Ares usulca kafasını sallayıp yürümeye başladı, bir elini de sırtıma koyup beni hafifçe iteleyerek benim de yürümeme neden oldu. "Evet, yeni düzende güzel olan her şeyi yasakladılar."

"Nasıl bu hâle gelebildiniz? Bir sebebi olmalı."

Ares beni arkadaki rahat divana oturttu ve sonra da karşımdaki tahta sandalyeyi bana iyice yaklaştırıp oturdu. "Sana hemen şimdi her şeyi anlatırım, inan bana senden tek bir şey bile saklamak istemiyorum ama psikolojik olarak buna hazır değilsin Demir." Uzanıp bandajlı sağ elimi tuttu ve acımayacak şekilde sıktı. "Beni yanlış anlama, senin içten içe ne kadar güçlü olduğunu en iyi ben biliyorum fakat şimdi değil. Sana söz veriyorum, zamanı geldiğinde sana her şeyi, hem de her şeyi, tüm ayrıntısına kadar anlayacağım ama şimdi sorgulamadan sadece dediklerimi yap." Boştaki elini yanağıma koyup başparmağı ile okşamaya başladı. "Sana zarar gelmesine hiçbir zaman izin vermem Demir, bu konuda bana güvenmelisin."

"Güveniyorum." dedim yüzümü onun eline bastırmamak için kendimle savaşırken. "Tuhaf bir şekilde sana güveniyorum. İçimden bir ses sadece sana güvenmem gerektiğini söylüyor."

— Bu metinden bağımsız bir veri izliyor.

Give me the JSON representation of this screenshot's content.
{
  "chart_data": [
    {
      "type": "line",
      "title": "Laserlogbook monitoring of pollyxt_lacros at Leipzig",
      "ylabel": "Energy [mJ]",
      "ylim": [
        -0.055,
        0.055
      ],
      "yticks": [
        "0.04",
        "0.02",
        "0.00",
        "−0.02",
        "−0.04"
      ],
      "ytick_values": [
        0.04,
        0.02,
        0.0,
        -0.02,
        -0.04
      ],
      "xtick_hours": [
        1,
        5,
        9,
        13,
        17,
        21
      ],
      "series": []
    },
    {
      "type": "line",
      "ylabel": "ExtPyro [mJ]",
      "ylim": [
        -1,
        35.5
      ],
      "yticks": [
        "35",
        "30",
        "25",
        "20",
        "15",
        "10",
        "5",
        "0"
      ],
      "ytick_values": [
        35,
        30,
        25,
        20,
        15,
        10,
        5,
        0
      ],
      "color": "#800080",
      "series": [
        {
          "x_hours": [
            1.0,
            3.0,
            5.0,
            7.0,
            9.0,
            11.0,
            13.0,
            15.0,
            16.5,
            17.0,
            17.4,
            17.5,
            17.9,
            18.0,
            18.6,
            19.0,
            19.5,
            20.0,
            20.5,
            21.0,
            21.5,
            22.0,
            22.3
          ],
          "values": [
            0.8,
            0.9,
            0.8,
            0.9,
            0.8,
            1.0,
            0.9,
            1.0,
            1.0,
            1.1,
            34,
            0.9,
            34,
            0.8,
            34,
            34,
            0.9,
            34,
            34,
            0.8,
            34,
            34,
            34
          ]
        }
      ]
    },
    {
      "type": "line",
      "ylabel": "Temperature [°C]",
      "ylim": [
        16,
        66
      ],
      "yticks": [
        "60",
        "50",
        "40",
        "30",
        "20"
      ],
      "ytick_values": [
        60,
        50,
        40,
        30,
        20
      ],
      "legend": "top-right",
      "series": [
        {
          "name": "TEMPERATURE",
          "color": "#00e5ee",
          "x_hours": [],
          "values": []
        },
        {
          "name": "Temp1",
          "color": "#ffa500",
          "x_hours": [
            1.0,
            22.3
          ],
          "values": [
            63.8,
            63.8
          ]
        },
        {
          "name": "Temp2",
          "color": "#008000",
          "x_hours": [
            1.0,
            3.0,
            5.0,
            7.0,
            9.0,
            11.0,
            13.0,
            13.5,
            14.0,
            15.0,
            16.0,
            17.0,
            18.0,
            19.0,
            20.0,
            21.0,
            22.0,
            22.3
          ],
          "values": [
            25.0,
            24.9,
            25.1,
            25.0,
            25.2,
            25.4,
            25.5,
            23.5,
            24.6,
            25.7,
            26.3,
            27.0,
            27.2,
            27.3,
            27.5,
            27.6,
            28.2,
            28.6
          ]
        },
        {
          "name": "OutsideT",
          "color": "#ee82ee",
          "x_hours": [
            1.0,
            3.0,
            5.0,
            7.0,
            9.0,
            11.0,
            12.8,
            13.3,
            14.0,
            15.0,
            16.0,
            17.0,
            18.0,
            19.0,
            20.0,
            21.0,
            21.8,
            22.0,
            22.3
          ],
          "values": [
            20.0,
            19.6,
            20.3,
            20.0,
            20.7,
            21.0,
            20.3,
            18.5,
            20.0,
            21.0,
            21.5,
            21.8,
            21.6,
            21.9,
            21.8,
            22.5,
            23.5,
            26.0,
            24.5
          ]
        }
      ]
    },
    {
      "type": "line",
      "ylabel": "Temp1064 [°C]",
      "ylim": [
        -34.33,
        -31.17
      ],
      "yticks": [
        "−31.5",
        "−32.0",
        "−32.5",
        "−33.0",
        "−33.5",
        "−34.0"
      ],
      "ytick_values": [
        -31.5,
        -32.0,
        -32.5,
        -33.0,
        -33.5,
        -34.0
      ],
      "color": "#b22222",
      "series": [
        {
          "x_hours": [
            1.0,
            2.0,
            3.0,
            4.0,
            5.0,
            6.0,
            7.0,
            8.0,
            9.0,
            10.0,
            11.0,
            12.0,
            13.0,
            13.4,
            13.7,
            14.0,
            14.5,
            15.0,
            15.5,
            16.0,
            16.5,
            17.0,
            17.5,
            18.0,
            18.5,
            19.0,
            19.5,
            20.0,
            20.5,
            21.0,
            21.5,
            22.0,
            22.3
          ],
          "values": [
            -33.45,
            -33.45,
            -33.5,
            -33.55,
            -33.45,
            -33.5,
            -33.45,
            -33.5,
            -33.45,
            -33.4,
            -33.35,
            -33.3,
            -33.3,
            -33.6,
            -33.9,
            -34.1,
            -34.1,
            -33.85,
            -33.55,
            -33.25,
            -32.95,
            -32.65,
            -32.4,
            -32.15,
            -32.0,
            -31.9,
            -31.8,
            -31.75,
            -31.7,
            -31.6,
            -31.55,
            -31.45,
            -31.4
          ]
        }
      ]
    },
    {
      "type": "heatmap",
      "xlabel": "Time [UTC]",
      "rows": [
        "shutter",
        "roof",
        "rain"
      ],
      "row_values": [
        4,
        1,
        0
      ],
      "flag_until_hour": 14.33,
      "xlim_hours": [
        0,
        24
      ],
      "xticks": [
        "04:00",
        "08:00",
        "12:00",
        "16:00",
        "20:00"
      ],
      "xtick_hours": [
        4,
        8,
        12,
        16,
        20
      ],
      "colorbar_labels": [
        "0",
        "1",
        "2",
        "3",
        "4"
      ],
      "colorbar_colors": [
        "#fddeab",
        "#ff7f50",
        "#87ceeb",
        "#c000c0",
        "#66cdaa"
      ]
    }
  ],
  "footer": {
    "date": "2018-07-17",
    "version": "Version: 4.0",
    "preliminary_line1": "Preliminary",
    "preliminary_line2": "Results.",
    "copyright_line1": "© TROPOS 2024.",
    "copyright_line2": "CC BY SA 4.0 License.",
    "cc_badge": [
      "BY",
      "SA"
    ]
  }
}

Ares hafifçe gülümseyerek bir elini yanağımdan bir elini elimden çekip ayağa kalktı. "Ben akşam yemeği hazırlayacağım, sen de dinlen biraz."

.

Eğitimim sabah devam etmişti. Yine karların içinde, peşimde okla beni takip eden Ares'ten kaçmaya başladım. Onun dediği gibi karmaşık bir şekilde koşuyordum ve bu sefer 47 dakika değil 1 saat 5 dakika boyunca koşmaya başarmıştım. Sonrasında kulübeye gelip dünkü eğitimdeki gibi sandalyeye oturmak istedim ama Ares buna izin vermeden kendisi sandalyeye oturup sarı parlak gözlerini bana çevirdi. "Bağla beni."

"Sıra bana geçti yani?" Elime ipi alıp Ares'in arkasına geçtim. "Harika." Onun ellerini aynı beni bağladığı gibi bağladım, hatta ondan biraz daha sıkı bağlamıştım. Sonrasında önüne geçip ayaklarını, hemen ardından da belini sandalyeden bağladım. "Ağzınla gözlerini de bağlayacak mıyım?"